7) How to evaluate quality (important)
Use a simple scorecard per output:
| Metric | What to Check | Score Range |
|---|---|---|
| Coverage | Did it answer all sub-questions? | 1-5 |
| Citation Accuracy | Are claims traceable to real sources? | 1-5 |
| Faithfulness | Is summary consistent with quoted evidence? | 1-5 |
| Practical Utility | Can a teammate act on this report? | 1-5 |
| Calibration | Are uncertainties clearly stated? | 1-5 |
A lightweight evaluator can be scripted as:
def evaluate_report(report: str, evidence_items: list[Evidence]) -> dict:
return {
"coverage": judge_coverage(report),
"citation_accuracy": judge_citations(report, evidence_items),
"faithfulness": judge_faithfulness(report, evidence_items),
"utility": judge_utility(report),
"calibration": judge_uncertainty(report),
}
8) Time/effort impact (illustrative chart)
The chart is not a benchmark from the repository; it is an explanatory model showing why pipeline automation helps:
- less manual search,
- less repetitive note-taking,
- faster first draft creation.
9) Practical extension ideas
If you want to build on top of autoresearch, these are high-impact upgrades:
- Source adapters
- Add connectors for your internal wiki, Notion, Confluence, or paper databases.
- Reranking model
- Improve relevance with embedding-based reranking before reading.
- Citation validator
- Reject claims with missing/weak evidence.
- Human review UI
- Add “accept / edit / reject” controls for each extracted claim.
- Regression test set
- Keep a fixed list of research questions and monitor quality drift over time.

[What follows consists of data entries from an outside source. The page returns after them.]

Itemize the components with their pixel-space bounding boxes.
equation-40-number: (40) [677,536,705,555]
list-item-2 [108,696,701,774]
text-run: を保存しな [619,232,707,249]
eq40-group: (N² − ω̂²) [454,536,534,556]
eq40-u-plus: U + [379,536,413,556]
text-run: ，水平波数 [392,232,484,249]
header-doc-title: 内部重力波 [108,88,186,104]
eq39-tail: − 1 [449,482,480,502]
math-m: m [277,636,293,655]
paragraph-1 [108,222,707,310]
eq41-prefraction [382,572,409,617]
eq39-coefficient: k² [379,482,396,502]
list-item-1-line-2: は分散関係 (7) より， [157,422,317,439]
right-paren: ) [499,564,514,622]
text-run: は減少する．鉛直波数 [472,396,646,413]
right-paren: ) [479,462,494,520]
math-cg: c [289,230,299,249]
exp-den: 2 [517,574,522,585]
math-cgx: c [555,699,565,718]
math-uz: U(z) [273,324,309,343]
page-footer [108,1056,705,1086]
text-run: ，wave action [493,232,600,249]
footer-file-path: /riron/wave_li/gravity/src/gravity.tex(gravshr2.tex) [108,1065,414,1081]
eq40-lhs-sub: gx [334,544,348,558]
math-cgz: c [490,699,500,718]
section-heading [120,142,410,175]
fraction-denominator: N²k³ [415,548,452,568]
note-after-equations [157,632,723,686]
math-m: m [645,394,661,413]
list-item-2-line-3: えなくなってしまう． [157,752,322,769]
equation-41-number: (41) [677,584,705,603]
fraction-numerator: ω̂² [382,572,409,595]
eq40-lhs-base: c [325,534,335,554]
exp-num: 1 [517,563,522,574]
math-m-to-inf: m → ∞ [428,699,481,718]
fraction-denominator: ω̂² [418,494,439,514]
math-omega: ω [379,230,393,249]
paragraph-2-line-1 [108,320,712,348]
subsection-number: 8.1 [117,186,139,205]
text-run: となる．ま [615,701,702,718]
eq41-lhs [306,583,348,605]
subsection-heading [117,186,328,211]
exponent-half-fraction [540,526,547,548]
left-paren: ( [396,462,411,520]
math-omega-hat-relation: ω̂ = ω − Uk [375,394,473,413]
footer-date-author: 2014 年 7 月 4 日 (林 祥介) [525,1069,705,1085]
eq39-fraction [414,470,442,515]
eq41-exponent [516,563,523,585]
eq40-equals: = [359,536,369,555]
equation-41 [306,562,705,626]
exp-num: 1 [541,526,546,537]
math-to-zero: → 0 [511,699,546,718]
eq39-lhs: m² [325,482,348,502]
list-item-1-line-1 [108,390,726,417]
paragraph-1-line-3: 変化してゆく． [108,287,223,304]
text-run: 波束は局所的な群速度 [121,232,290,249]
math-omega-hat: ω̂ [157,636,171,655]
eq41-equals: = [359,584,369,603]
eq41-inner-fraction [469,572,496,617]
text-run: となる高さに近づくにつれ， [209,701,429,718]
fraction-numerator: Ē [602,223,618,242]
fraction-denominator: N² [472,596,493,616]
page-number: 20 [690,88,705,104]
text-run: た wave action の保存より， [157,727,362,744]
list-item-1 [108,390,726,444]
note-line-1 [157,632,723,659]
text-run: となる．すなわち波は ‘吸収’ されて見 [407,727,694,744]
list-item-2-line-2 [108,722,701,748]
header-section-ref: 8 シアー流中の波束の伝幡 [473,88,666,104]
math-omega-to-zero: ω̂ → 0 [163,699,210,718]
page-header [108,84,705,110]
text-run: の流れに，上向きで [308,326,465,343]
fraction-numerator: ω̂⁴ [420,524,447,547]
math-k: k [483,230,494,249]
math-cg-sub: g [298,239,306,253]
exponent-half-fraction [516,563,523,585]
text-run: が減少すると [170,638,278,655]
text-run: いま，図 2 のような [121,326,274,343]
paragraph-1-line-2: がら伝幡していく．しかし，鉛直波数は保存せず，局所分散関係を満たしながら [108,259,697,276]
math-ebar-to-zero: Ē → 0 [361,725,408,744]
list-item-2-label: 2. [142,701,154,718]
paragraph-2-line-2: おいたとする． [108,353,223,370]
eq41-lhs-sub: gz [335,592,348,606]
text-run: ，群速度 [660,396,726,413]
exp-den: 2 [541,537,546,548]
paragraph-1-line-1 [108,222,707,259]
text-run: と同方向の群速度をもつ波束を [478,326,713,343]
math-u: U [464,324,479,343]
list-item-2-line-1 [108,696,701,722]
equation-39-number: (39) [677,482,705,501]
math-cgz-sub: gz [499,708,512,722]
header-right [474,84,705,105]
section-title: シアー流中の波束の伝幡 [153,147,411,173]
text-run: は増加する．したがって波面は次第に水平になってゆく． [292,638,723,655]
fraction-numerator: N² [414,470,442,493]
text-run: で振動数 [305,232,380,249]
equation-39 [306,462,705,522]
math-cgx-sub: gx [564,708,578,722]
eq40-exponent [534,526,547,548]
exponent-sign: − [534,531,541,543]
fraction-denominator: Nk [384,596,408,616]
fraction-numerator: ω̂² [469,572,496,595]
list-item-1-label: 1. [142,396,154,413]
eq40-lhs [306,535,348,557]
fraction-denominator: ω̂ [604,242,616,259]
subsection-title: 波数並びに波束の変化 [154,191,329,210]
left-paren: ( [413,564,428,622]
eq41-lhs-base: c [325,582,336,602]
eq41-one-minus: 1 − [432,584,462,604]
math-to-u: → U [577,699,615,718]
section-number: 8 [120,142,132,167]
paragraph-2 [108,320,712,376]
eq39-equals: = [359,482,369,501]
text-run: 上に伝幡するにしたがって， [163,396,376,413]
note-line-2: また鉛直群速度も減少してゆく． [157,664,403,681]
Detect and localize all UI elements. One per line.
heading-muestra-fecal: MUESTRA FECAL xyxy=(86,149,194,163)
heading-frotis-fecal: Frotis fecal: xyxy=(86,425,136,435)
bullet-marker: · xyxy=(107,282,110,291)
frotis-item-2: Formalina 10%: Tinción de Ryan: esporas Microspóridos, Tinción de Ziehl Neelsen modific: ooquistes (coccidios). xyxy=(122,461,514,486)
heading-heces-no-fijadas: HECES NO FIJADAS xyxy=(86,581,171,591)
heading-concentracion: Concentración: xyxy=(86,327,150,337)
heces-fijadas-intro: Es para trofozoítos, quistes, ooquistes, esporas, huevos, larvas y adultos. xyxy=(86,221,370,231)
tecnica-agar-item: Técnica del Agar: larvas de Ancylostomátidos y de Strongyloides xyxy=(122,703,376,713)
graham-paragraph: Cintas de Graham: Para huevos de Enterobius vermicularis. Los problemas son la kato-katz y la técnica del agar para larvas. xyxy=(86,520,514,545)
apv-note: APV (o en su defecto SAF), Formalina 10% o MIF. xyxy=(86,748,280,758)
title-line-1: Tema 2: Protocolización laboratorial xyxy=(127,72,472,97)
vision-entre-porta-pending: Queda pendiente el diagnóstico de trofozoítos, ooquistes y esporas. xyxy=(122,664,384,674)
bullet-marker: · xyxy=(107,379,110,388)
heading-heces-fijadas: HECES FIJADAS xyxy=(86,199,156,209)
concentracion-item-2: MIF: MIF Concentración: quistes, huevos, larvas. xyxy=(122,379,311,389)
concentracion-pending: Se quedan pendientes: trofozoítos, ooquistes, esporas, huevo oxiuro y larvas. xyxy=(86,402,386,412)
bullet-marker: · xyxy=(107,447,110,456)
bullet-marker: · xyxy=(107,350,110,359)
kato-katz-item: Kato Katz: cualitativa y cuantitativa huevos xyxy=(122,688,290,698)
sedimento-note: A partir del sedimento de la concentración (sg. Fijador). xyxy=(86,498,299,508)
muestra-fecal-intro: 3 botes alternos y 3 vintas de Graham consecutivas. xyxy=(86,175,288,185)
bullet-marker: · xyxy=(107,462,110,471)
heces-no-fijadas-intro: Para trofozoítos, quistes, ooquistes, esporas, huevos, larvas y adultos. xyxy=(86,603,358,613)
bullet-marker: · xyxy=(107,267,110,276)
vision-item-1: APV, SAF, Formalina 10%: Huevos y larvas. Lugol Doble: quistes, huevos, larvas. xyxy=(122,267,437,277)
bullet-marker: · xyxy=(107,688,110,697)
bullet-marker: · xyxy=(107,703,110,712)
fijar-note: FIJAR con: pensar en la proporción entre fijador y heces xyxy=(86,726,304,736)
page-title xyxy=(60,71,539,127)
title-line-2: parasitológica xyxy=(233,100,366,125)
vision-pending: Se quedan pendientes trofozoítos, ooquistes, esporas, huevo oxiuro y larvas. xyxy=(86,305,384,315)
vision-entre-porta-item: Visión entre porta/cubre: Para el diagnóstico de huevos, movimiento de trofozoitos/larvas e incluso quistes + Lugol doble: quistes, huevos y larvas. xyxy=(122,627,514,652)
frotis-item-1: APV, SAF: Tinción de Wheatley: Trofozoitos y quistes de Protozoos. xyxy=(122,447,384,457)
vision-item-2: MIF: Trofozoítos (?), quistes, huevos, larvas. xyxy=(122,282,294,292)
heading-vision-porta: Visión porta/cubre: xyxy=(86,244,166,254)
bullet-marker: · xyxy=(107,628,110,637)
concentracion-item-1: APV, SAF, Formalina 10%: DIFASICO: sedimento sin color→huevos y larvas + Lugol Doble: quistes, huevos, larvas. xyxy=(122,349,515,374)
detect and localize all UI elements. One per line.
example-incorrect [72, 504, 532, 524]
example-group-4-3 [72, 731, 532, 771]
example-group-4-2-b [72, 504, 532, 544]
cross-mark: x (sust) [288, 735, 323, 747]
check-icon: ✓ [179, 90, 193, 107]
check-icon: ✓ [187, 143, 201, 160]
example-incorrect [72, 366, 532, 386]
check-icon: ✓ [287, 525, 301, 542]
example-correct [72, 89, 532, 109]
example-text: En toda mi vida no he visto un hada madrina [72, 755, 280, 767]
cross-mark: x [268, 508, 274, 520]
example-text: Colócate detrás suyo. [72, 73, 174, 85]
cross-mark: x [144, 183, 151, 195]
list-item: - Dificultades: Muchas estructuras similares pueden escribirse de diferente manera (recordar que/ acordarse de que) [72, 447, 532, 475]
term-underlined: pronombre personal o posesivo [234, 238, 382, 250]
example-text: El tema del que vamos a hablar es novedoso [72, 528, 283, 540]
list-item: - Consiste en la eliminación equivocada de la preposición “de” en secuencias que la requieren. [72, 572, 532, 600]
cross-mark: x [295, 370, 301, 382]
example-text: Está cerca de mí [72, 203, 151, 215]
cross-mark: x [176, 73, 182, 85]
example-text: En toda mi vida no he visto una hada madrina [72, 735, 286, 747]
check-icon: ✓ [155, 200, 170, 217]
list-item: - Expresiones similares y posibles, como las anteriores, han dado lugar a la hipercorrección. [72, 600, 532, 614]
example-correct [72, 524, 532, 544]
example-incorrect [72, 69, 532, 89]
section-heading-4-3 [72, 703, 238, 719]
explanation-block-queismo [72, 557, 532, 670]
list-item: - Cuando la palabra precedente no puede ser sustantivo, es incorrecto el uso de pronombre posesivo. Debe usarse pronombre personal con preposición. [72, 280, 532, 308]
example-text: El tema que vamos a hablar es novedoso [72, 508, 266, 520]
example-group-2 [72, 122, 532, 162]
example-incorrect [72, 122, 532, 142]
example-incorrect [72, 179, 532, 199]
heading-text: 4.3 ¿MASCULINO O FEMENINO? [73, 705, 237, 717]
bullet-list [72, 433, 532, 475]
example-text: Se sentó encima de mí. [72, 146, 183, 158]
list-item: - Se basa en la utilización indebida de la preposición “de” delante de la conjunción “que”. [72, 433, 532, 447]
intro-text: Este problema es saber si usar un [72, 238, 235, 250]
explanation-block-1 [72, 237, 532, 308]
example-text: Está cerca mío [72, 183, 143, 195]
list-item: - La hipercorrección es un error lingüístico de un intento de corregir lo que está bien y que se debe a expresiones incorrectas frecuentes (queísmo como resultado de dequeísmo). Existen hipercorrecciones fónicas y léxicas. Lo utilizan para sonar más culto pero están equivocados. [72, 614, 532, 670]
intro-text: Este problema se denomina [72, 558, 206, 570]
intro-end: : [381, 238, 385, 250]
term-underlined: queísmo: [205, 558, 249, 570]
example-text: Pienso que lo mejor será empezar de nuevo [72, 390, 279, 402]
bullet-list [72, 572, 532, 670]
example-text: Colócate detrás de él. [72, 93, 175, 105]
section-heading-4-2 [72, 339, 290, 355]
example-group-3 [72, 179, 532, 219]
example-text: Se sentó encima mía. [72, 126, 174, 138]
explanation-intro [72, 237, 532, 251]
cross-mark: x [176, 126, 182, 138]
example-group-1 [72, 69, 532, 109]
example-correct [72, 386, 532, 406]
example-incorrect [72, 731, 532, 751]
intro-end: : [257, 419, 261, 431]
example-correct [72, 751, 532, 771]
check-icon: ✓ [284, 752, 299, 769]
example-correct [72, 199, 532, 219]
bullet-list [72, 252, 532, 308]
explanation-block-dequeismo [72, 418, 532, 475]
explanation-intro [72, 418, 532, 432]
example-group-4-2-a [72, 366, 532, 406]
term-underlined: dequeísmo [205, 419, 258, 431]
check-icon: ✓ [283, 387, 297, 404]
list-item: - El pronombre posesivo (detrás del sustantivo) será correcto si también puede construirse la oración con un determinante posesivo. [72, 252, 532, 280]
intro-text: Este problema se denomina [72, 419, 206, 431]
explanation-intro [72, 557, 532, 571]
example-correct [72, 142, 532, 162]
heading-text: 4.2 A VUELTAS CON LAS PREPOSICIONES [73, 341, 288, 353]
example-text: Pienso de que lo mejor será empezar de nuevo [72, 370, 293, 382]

10) Common pitfalls and how to avoid them
Pitfall 1: Treating all sources equally
Not all documents are high quality.
Fix: add source trust scoring (venue, citation count, recency, reproducibility signals).
Pitfall 2: Overconfident writing
LLMs can produce polished but weakly grounded prose.
Fix: force evidence blocks and uncertainty labels.
Pitfall 3: No reproducibility
If prompts/tools change silently, output changes become hard to explain.
Fix: log prompts, model version, retrieval results, and run IDs.
11) Minimal reference implementation pattern (pseudo-project)
autoresearch_app/
run.py
config.py
retrieval/
arxiv.py
semantic_scholar.py
web.py
pipeline/
planner.py
ranker.py
extractor.py
synthesizer.py
writer.py
evaluation/
scorecard.py
outputs/
report.md
evidence.json
run_log.json
This folder design keeps experimentation manageable and testable.
12) References (start here)
Primary:
karpathy/autoresearchGitHub repository: https://github.com/karpathy/autoresearch
Useful supporting references:
- arXiv API docs: https://info.arxiv.org/help/api/index.html
- Semantic Scholar API docs: https://api.semanticscholar.org/api-docs/
- OpenAlex API docs: https://docs.openalex.org/
- “Retrieval-Augmented Generation for Knowledge-Intensive NLP Tasks” (Lewis et al.): https://arxiv.org/abs/2005.11401
- “Lost in the Middle” (long-context behavior): https://arxiv.org/abs/2307.03172
- “Chain-of-Thought Prompting Elicits Reasoning in LLMs”: https://arxiv.org/abs/2201.11903
13) Final takeaway
If you are learning AI engineering, autoresearch is a strong case study because it teaches an important lesson:
Useful AI products are systems, not prompts.
When you design for retrieval quality, evidence traceability, and evaluation from day one, your results become far more reliable and team-ready.